Speaker
Description
In search for physics Beyond the Standard Model (BSM), the foreseen program of the High-Energy Physics community relies on the precision measurements of the Higgs, W, and Z bosons. Existing collider experiments and their foreseen upgrades are limited in the precision by which various BSM processes could be measured. Thus, future collider experiments pose stringent requirements on the performance of their detectors. In particular, significant improvement is needed in the jet energy resolution. This could be achieved by employing a Particle Flow approach based on highly granular calorimeters.

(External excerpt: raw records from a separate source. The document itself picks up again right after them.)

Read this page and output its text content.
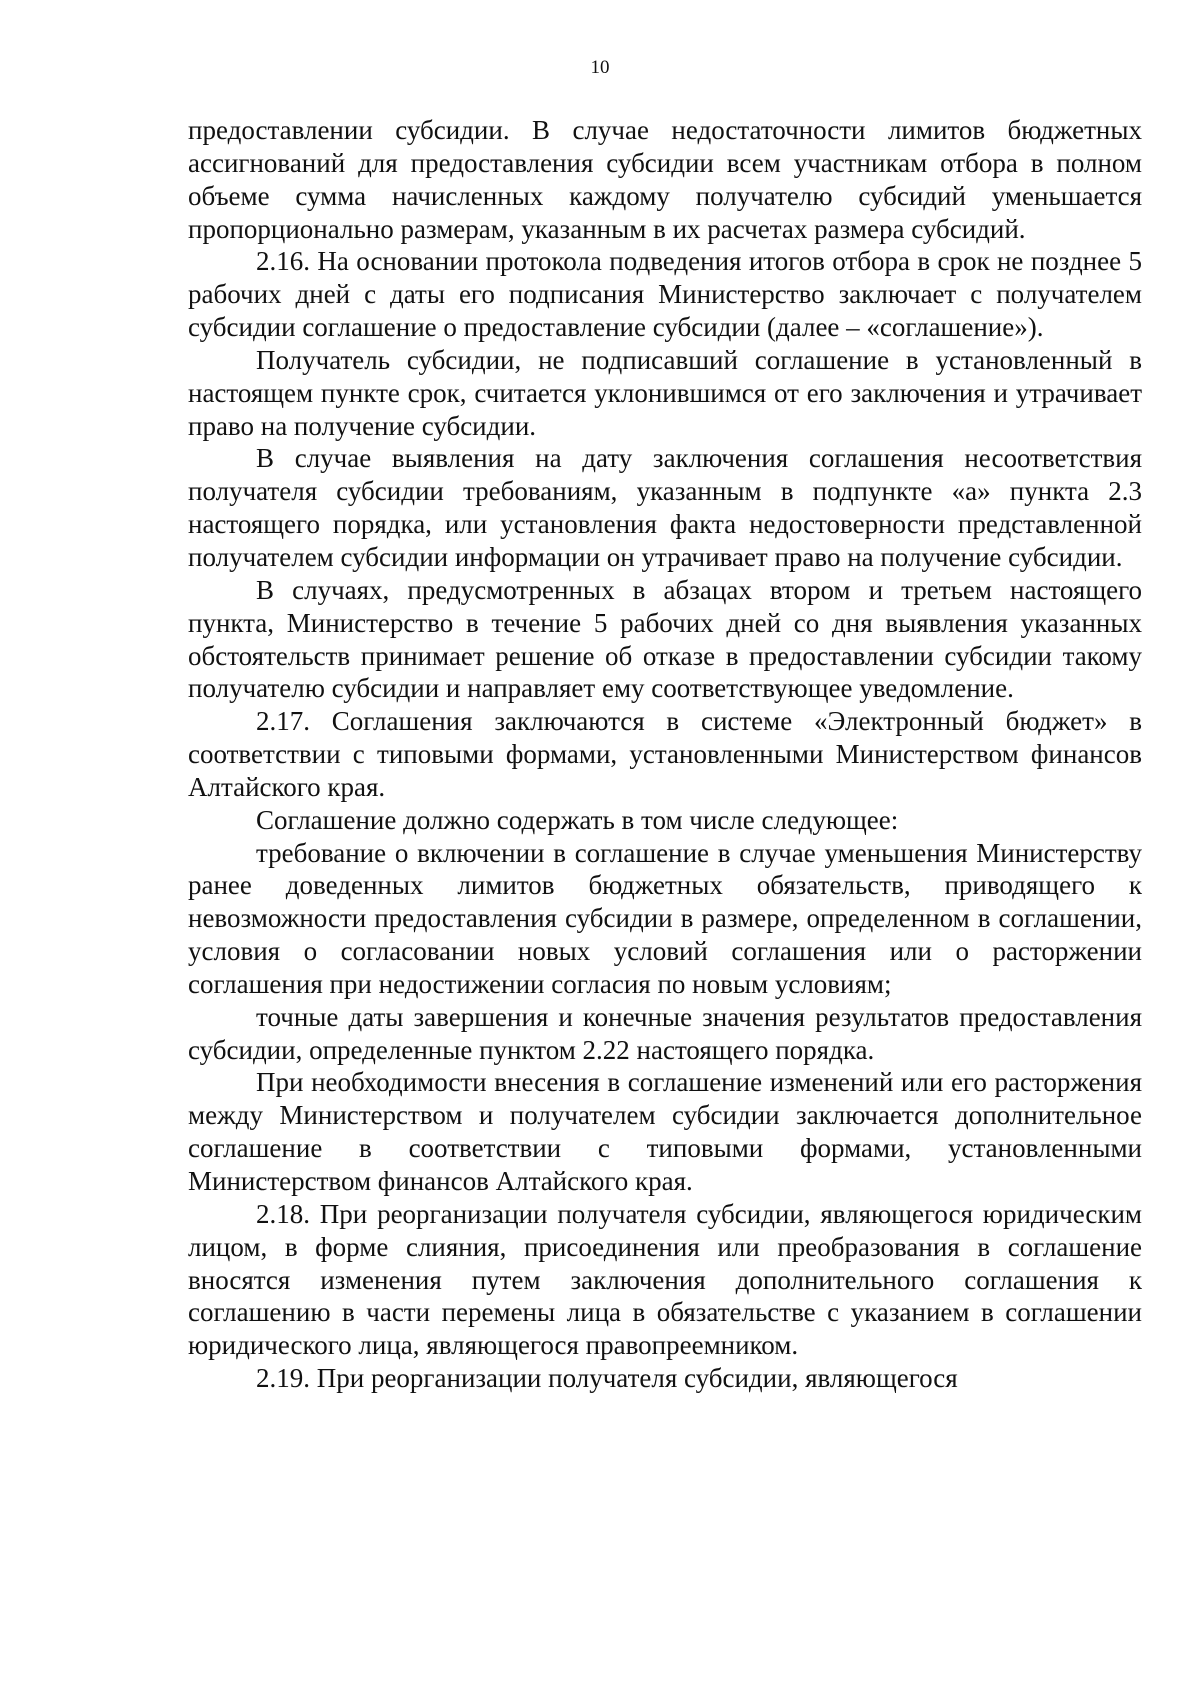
10

предоставлении субсидии. В случае недостаточности лимитов бюджетных ассигнований для предоставления субсидии всем участникам отбора в полном объеме сумма начисленных каждому получателю субсидий уменьшается пропорционально размерам, указанным в их расчетах размера субсидий.

2.16. На основании протокола подведения итогов отбора в срок не позднее 5 рабочих дней с даты его подписания Министерство заключает с получателем субсидии соглашение о предоставление субсидии (далее – «соглашение»).

Получатель субсидии, не подписавший соглашение в установленный в настоящем пункте срок, считается уклонившимся от его заключения и утрачивает право на получение субсидии.

В случае выявления на дату заключения соглашения несоответствия получателя субсидии требованиям, указанным в подпункте «а» пункта 2.3 настоящего порядка, или установления факта недостоверности представленной получателем субсидии информации он утрачивает право на получение субсидии.

В случаях, предусмотренных в абзацах втором и третьем настоящего пункта, Министерство в течение 5 рабочих дней со дня выявления указанных обстоятельств принимает решение об отказе в предоставлении субсидии такому получателю субсидии и направляет ему соответствующее уведомление.

2.17. Соглашения заключаются в системе «Электронный бюджет» в соответствии с типовыми формами, установленными Министерством финансов Алтайского края.

Соглашение должно содержать в том числе следующее:

требование о включении в соглашение в случае уменьшения Министерству ранее доведенных лимитов бюджетных обязательств, приводящего к невозможности предоставления субсидии в размере, определенном в соглашении, условия о согласовании новых условий соглашения или о расторжении соглашения при недостижении согласия по новым условиям;

точные даты завершения и конечные значения результатов предоставления субсидии, определенные пунктом 2.22 настоящего порядка.

При необходимости внесения в соглашение изменений или его расторжения между Министерством и получателем субсидии заключается дополнительное соглашение в соответствии с типовыми формами, установленными Министерством финансов Алтайского края.

2.18. При реорганизации получателя субсидии, являющегося юридическим лицом, в форме слияния, присоединения или преобразования в соглашение вносятся изменения путем заключения дополнительного соглашения к соглашению в части перемены лица в обязательстве с указанием в соглашении юридического лица, являющегося правопреемником.

2.19. При реорганизации получателя субсидии, являющегося
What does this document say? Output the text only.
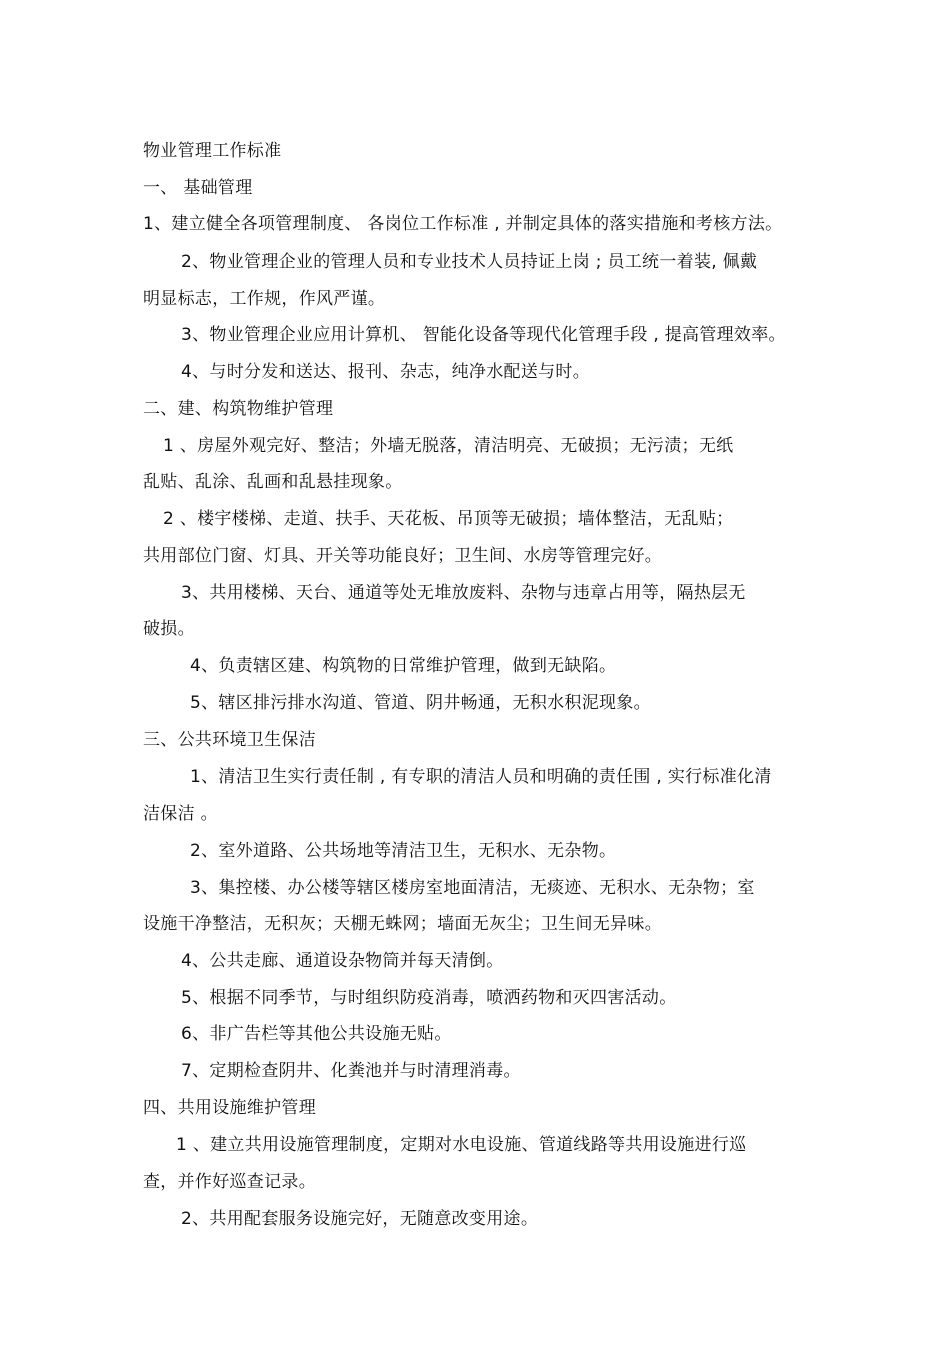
物业管理工作标准
一、 基础管理
1、建立健全各项管理制度、 各岗位工作标准 , 并制定具体的落实措施和考核方法。
2、物业管理企业的管理人员和专业技术人员持证上岗 ; 员工统一着装, 佩戴
明显标志，工作规，作风严谨。
3、物业管理企业应用计算机、 智能化设备等现代化管理手段 , 提高管理效率。
4、与时分发和送达、报刊、杂志，纯净水配送与时。
二、建、构筑物维护管理
1 、房屋外观完好、整洁；外墙无脱落，清洁明亮、无破损；无污渍；无纸
乱贴、乱涂、乱画和乱悬挂现象。
2 、楼宇楼梯、走道、扶手、天花板、吊顶等无破损；墙体整洁，无乱贴；
共用部位门窗、灯具、开关等功能良好；卫生间、水房等管理完好。
3、共用楼梯、天台、通道等处无堆放废料、杂物与违章占用等，隔热层无
破损。
4、负责辖区建、构筑物的日常维护管理，做到无缺陷。
5、辖区排污排水沟道、管道、阴井畅通，无积水积泥现象。
三、公共环境卫生保洁
1、清洁卫生实行责任制 , 有专职的清洁人员和明确的责任围 , 实行标准化清
洁保洁 。
2、室外道路、公共场地等清洁卫生，无积水、无杂物。
3、集控楼、办公楼等辖区楼房室地面清洁，无痰迹、无积水、无杂物；室
设施干净整洁，无积灰；天棚无蛛网；墙面无灰尘；卫生间无异味。
4、公共走廊、通道设杂物筒并每天清倒。
5、根据不同季节，与时组织防疫消毒，喷洒药物和灭四害活动。
6、非广告栏等其他公共设施无贴。
7、定期检查阴井、化粪池并与时清理消毒。
四、共用设施维护管理
1 、建立共用设施管理制度，定期对水电设施、管道线路等共用设施进行巡
查，并作好巡查记录。
2、共用配套服务设施完好，无随意改变用途。
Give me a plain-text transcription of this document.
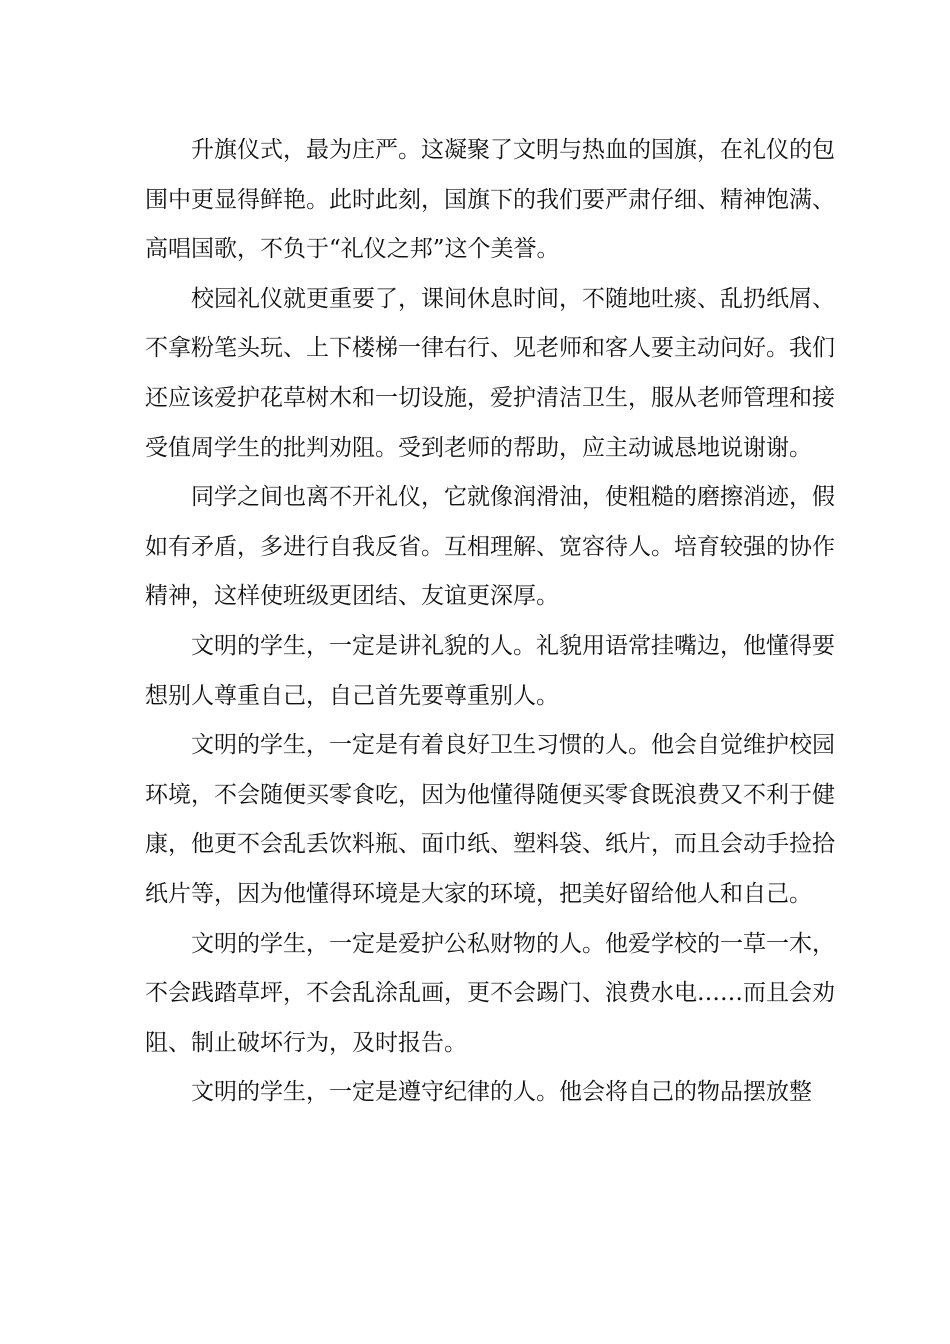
升旗仪式，最为庄严。这凝聚了文明与热血的国旗，在礼仪的包围中更显得鲜艳。此时此刻，国旗下的我们要严肃仔细、精神饱满、高唱国歌，不负于“礼仪之邦”这个美誉。

校园礼仪就更重要了，课间休息时间，不随地吐痰、乱扔纸屑、不拿粉笔头玩、上下楼梯一律右行、见老师和客人要主动问好。我们还应该爱护花草树木和一切设施，爱护清洁卫生，服从老师管理和接受值周学生的批判劝阻。受到老师的帮助，应主动诚恳地说谢谢。

同学之间也离不开礼仪，它就像润滑油，使粗糙的磨擦消迹，假如有矛盾，多进行自我反省。互相理解、宽容待人。培育较强的协作精神，这样使班级更团结、友谊更深厚。

文明的学生，一定是讲礼貌的人。礼貌用语常挂嘴边，他懂得要想别人尊重自己，自己首先要尊重别人。

文明的学生，一定是有着良好卫生习惯的人。他会自觉维护校园环境，不会随便买零食吃，因为他懂得随便买零食既浪费又不利于健康，他更不会乱丢饮料瓶、面巾纸、塑料袋、纸片，而且会动手捡拾纸片等，因为他懂得环境是大家的环境，把美好留给他人和自己。

文明的学生，一定是爱护公私财物的人。他爱学校的一草一木，不会践踏草坪，不会乱涂乱画，更不会踢门、浪费水电……而且会劝阻、制止破坏行为，及时报告。

文明的学生，一定是遵守纪律的人。他会将自己的物品摆放整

This motivates the development of (semi)Digital Hadronic Calorimeter ((s)DHCAL). The (s)DHCAL concept is mostly studied with sampling elements based on Resistive Plate Chambers (RPC). However, studies towards sampling elements based on Micro-Pattern Gaseous Detector (MPGD) have shown their potential advantages compared to the RPC.
This contribution is focused on an ongoing R&D effort towards the development of (s)DHCAL sampling elements based on Resistive Plate WELL (RPWELL) detectors. Several groups work in this direction and demonstrate that WELL-based sampling elements could meet the DHCAL requirements in terms of detection efficiency and average pad multiplicity.
We will present the design and measured performance of a medium size, $50\times 50~\mathrm{cm^2}$, RPWELL prototype along with test beam results obtained with a small MPGD-based DHCAL prototype. The expected performance of a full size RPWELL-based DHCAL was studied using dedicated MC simulation and will be presented as well.